Jake Mohlmann reports from Argentina

January 26: Jake Mohlmann reports from Argentina

We just wrapped up another WINGS tour through southern Argentina covering several distinct habitats like the vast wind-swept steppe, southern beech forests, and the dry monte desert.

Our excited group in front of the Perito Moreno Glacier in Calafate.

One of the reasons to come to this part of the world is to see the Magellanic Plover, the only member of its unique family resembling a tiny dove pirouetting on wind-swept shorelines. Not only did we have the best views ever of this species in the morning light, we quickly realized the reason we got so close was because of two golf ball-sized chicks running for cover amongst the rocky substrate.

An adult Magellanic Plover with chick nearby.

Waterfowl is a constant presence no matter which habitat we explore, with flocks of some species into the hundreds. Roughly 30 species were encountered on the trip. This year was by far the best year for not only viewing numbers of Spectacled Ducks, but getting extremely close too.


Spectacled Ducks in Tierra del Fuego National Park.

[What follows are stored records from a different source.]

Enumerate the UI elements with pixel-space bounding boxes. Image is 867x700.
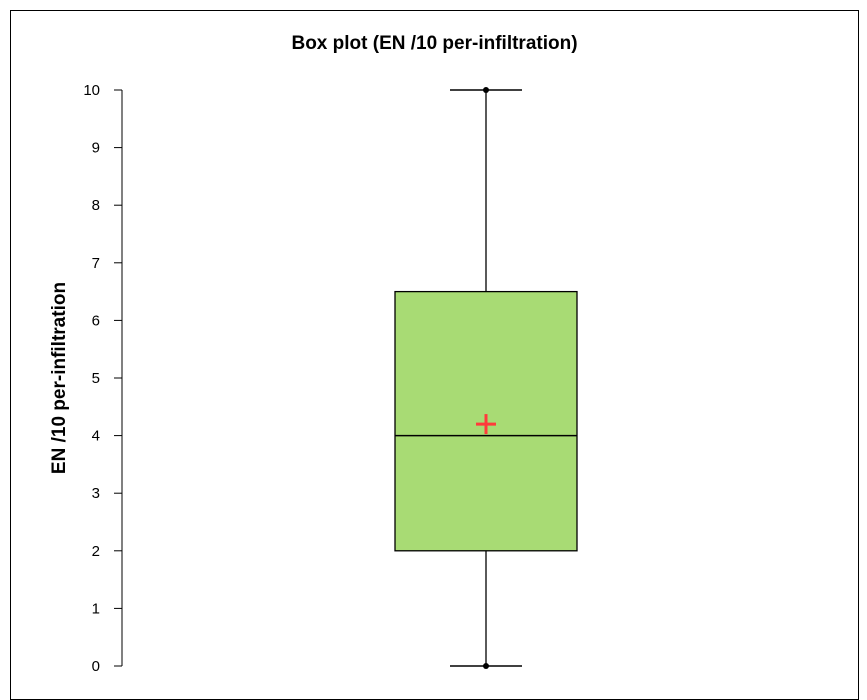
min-point — [483, 663, 489, 669]
y-tick-label: 3 — [92, 485, 100, 502]
y-tick-label: 1 — [92, 600, 100, 617]
y-tick-label: 0 — [92, 658, 100, 675]
y-tick-label: 9 — [92, 140, 100, 157]
chart-title: Box plot (EN /10 per-infiltration) — [291, 33, 578, 54]
y-tick-label: 5 — [92, 370, 100, 387]
max-point — [483, 87, 489, 93]
y-tick-label: 6 — [92, 312, 100, 329]
box-series — [394, 87, 578, 669]
y-tick-label: 7 — [92, 255, 100, 272]
y-tick-label: 8 — [92, 197, 100, 214]
y-axis-ticks: 0 1 2 3 4 5 6 7 8 9 10 — [83, 82, 122, 675]
y-tick-label: 4 — [92, 428, 100, 445]
mean-marker — [476, 414, 496, 435]
y-tick-label: 2 — [92, 543, 100, 560]
y-tick-label: 10 — [83, 82, 100, 99]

The Nathofagus forests of southern Patagonia host a unique palette of species endemic to this particular habitat. Perhaps the most sought after is the Magellanic Woodpecker, South America’s largest and darn good looking too! We had searched for over half the day for this species in Los Glaciares National Park and just before we were going to throw in the towel, our driver mentioned seeing a pair fly in near where he had parked. Lucky for us they were still in the area and we were able to take endless pictures of both male and female of this coveted creature.

This male Magellanic Woodpecker aflame atop a snag.

Argentina doesn’t boast the numbers of endemic bird species that some South American countries do, but the ones they have are quite special. We were excited to see the endemic White-throated Cacholote, a large member of the furnariid family, defending its well-constructed nest with gusto just outside Puerto Madryn. After walking through a nesting colony of thousands of pairs of penguins, the trail at Punta Tombo led us to the coast where another pair of Argentine endemic White-headed Steamer-Ducks rested on the rocks.

The endemic White-throated Cacholote near its nest.


A pair of White-headed Steamer-Ducks endemic to this region.

Mammals are always a highlight on any trip through Patagonia. There were several highlights among the 17 species we saw including a very confiding Argentine Gray Fox. A pair of these ‘false foxes’ were stretched out across the road outside Punta Tombo. They were so approachable in fact those who wanted got out of the van and got quite close for a serious dose of photographs.


an Argentine Gray Fox lounging in the road.

Most of the reptiles, especially the snakes, that we see tend to be roadkill at some point during the trip meeting their demise from unsuspecting drivers. Due to the temperatures being in the perfect range this year we got to see a couple live ones, including a monte desert endemic Mousehole Snake crossing the road at Punta Piramides.

A docile Mousehole Snake on a dusty road.

A constant wanderer around the breeding Southern Sea Lion and Elephant Seal colonies is the Snowy Sheathbill. This odd bird is the custodian of the mammal groups, frequently cleaning up scraps of afterbirths and carcasses. It was a good year for this species. A sign of good times, or maybe bad?

Snowy Sheathbill walks through the Sea Lion colony.